Managing natural disaster debris

Mountains of rubble are devastating trademarks of tornadoes, earthquakes, hurricanes and other natural disasters. They hinder recovery and stand as emotional reminders of loss.
 
Research on how best to deal with the debris is limited, but UNL engineer Terri Norton is working to fill the void. Her studies of disaster debris management and recycling are giving communities information to better plan for and rebuild after disasters.
 
“Disasters are affecting communities all across the globe,” said Norton, an associate professor in the Charles W. Durham School of Architectural Engineering and Construction at the Peter Kiewit Institute in Omaha. “We need to understand ways in which we can help communities recover.”
 
She’s working with the U.S. Geological Survey as part of a team investigating what would happen if a large tsunami struck California’s coastline.
 
Norton is developing models to determine how much and what types of debris would be generated and how best to manage it.
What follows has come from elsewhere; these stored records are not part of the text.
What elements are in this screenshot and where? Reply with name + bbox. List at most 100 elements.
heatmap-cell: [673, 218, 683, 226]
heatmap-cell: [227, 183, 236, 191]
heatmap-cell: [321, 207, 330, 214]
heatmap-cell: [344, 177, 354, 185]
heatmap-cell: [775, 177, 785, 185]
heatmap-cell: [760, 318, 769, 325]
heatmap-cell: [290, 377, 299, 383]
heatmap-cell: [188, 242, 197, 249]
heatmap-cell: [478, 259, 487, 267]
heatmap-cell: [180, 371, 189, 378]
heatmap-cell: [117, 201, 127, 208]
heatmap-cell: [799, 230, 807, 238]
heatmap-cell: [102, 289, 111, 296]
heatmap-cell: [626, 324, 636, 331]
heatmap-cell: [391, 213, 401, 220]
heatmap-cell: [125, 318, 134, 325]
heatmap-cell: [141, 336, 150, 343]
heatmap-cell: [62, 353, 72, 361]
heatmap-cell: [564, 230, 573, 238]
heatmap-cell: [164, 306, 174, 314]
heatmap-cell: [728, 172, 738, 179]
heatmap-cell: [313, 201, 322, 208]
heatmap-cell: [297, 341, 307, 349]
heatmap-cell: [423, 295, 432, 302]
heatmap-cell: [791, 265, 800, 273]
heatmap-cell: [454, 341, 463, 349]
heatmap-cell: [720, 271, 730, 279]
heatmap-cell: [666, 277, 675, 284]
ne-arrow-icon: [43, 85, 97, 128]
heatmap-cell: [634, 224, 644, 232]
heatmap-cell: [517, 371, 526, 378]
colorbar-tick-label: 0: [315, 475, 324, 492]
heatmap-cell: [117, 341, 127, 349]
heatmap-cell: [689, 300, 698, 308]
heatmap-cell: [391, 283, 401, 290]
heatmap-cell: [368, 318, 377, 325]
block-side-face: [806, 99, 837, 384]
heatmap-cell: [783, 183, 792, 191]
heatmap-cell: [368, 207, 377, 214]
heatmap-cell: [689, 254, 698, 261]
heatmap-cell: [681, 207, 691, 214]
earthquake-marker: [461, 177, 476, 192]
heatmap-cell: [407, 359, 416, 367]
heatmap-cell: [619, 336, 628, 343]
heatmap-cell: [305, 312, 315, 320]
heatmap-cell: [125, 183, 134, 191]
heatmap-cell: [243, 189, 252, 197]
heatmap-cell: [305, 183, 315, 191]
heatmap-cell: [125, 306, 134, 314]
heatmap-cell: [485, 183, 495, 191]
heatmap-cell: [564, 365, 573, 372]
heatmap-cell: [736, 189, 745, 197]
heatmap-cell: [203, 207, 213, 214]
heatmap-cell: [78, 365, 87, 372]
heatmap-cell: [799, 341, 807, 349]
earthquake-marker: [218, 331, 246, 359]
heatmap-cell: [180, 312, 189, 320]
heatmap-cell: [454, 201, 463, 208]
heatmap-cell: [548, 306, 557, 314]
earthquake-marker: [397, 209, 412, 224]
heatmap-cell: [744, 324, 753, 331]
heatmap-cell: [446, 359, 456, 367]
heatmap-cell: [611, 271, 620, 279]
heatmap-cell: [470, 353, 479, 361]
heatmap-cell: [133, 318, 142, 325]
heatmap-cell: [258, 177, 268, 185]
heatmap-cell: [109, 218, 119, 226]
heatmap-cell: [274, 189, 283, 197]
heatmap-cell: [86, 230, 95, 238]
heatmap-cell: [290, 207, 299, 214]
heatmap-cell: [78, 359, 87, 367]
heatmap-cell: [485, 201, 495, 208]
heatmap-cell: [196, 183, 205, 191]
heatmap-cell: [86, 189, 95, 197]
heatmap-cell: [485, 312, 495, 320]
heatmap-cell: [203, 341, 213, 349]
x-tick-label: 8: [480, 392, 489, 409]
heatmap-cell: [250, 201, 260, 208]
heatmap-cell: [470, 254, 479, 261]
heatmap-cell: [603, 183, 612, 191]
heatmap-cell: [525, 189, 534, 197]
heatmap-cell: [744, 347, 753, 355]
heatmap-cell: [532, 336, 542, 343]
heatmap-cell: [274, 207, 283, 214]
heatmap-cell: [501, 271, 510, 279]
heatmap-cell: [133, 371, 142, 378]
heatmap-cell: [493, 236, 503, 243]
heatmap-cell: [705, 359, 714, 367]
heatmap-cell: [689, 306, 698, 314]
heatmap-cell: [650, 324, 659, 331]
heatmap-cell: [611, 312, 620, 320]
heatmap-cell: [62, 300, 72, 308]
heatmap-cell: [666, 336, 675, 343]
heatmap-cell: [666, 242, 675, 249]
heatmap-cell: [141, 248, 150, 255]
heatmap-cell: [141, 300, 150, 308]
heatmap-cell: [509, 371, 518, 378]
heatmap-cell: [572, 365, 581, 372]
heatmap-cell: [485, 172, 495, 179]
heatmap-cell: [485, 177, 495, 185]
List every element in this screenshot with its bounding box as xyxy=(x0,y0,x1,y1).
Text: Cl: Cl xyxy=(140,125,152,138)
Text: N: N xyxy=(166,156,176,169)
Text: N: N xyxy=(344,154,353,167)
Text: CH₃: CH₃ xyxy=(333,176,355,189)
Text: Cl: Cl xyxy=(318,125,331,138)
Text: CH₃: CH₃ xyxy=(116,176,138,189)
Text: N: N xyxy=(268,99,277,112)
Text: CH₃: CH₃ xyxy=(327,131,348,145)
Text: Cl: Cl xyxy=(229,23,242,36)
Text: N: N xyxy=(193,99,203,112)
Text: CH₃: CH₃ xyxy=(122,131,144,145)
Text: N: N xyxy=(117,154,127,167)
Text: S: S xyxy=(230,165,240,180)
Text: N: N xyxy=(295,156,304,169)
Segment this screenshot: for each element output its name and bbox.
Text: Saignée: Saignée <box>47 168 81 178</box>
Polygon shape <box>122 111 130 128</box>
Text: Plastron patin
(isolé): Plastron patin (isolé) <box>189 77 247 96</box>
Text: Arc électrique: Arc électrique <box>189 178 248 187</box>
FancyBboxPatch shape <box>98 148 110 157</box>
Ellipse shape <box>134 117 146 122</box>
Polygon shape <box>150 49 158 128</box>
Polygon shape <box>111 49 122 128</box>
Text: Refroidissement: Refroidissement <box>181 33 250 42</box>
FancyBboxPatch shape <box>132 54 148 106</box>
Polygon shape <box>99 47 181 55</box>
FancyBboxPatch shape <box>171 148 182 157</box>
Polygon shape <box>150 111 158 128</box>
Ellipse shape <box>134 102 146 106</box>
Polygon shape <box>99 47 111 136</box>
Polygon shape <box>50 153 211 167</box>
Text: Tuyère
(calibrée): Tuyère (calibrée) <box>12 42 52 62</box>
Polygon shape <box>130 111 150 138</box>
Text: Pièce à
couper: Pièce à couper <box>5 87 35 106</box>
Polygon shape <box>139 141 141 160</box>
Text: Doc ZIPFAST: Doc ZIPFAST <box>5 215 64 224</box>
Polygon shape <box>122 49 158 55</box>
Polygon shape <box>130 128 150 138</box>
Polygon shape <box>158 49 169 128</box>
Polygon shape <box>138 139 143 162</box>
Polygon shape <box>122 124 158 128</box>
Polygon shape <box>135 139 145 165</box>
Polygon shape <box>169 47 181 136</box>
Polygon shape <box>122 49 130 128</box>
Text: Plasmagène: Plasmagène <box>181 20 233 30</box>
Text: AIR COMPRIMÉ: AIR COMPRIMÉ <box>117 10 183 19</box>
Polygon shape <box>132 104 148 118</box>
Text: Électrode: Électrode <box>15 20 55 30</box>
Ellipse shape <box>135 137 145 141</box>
She’s primarily investigating anticipated debris in southern California residential areas and at the Long Beach and Los Angeles ports. She’ll use the results to analyze existing emergency plans to determine if their debris management strategies are appropriate.
 
Not all debris requires disposal. Norton also is researching recycling debris for potential use in reconstruction. In one project she is examining the structural characteristics of concrete from damaged buildings and whether it can be used in concrete mixes to build temporary shelters. She’s also studying rubber from tires as another potentially recyclable material.
 
In her travels to disaster sites, including the 2011 Japan earthquake and tsunami, Norton said she’s come to appreciate her research’s social aspects. Rubble may have personal value or cultural or religious significance, which also must factor in to debris management.
 
“For civil engineers, our key goal is human safety,” Norton said. “So understanding how a disaster affects our community and improving how our community recovers and becomes more resilient after these types of events is what’s important to me.”